Today Farnham's Tiffany pieces are hard to find on the mart. The Manhattan gallery Historical Design, at 301 East 61st Street, fair sold a picture frame attributed to Farnham, done in a scroll and foliage idea in sterling silver. It is portion of the gallery's present show of picture frames. Farnham jewelry also comes up occasionally at auction. Sotheby's sold his orchid brooch No. 19, with two diamond petals and a ruby stem, in 1993 for $415,000.

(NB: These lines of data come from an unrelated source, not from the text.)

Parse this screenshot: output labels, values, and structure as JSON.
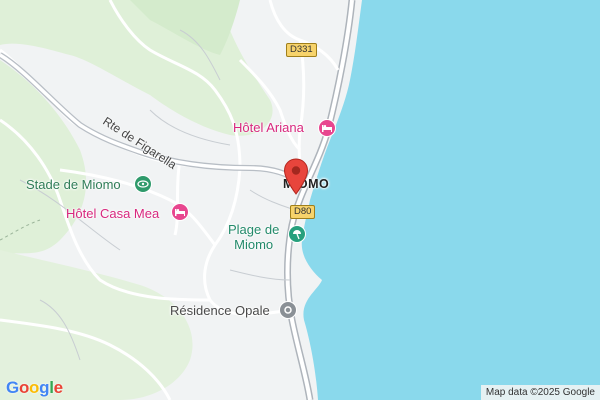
{
  "map": {
    "water_color": "#8ad9ec",
    "land_color": "#f1f3f4",
    "green_color": "#dff0d8",
    "road_color": "#ffffff",
    "highway_color": "#aeb4bb"
  },
  "labels": {
    "hotel_ariana": "Hôtel Ariana",
    "stade": "Stade de Miomo",
    "hotel_casa_mea": "Hôtel Casa Mea",
    "plage_line1": "Plage de",
    "plage_line2": "Miomo",
    "residence": "Résidence Opale",
    "town": "MIOMO",
    "road_figarella": "Rte de Figarella"
  },
  "shields": {
    "d331": "D331",
    "d80": "D80"
  },
  "icons": {
    "hotel": "hotel-bed-icon",
    "stadium": "stadium-icon",
    "beach": "beach-umbrella-icon",
    "residence": "residence-icon",
    "pin": "location-pin-icon"
  },
  "footer": {
    "logo": "Google",
    "attribution": "Map data ©2025 Google"
  }
}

The jewelry catapulted its young designer to international celebrity: he won the exposition's gold medal for his owner, Tiffany & Company, and built the United States ashore the international jewelry chart. This designer, mini known today, is the subject of Mr. Loring's latest writing, ''Paulding Farnham: Tiffany's Lost Genius'' (Harry N. Abrams). ''Can you dream?'' Mr. Loring said. ''This 29-year-old New York lad wins the gold medal in Paris.'' He conquered the grand award gold medal for jewelry as well as a gold medal for silverware.

''The greatest win is to be found in the orchid exhibition,'' The Paris Herald reported at the time. ''They are so faithfully rebuilt that one would nearly doubt that they are enamel, so well do they pretend the real flowers.'' Captains of industry like George Jay Gould and the railroad merchant Henry Walters scarfed them up.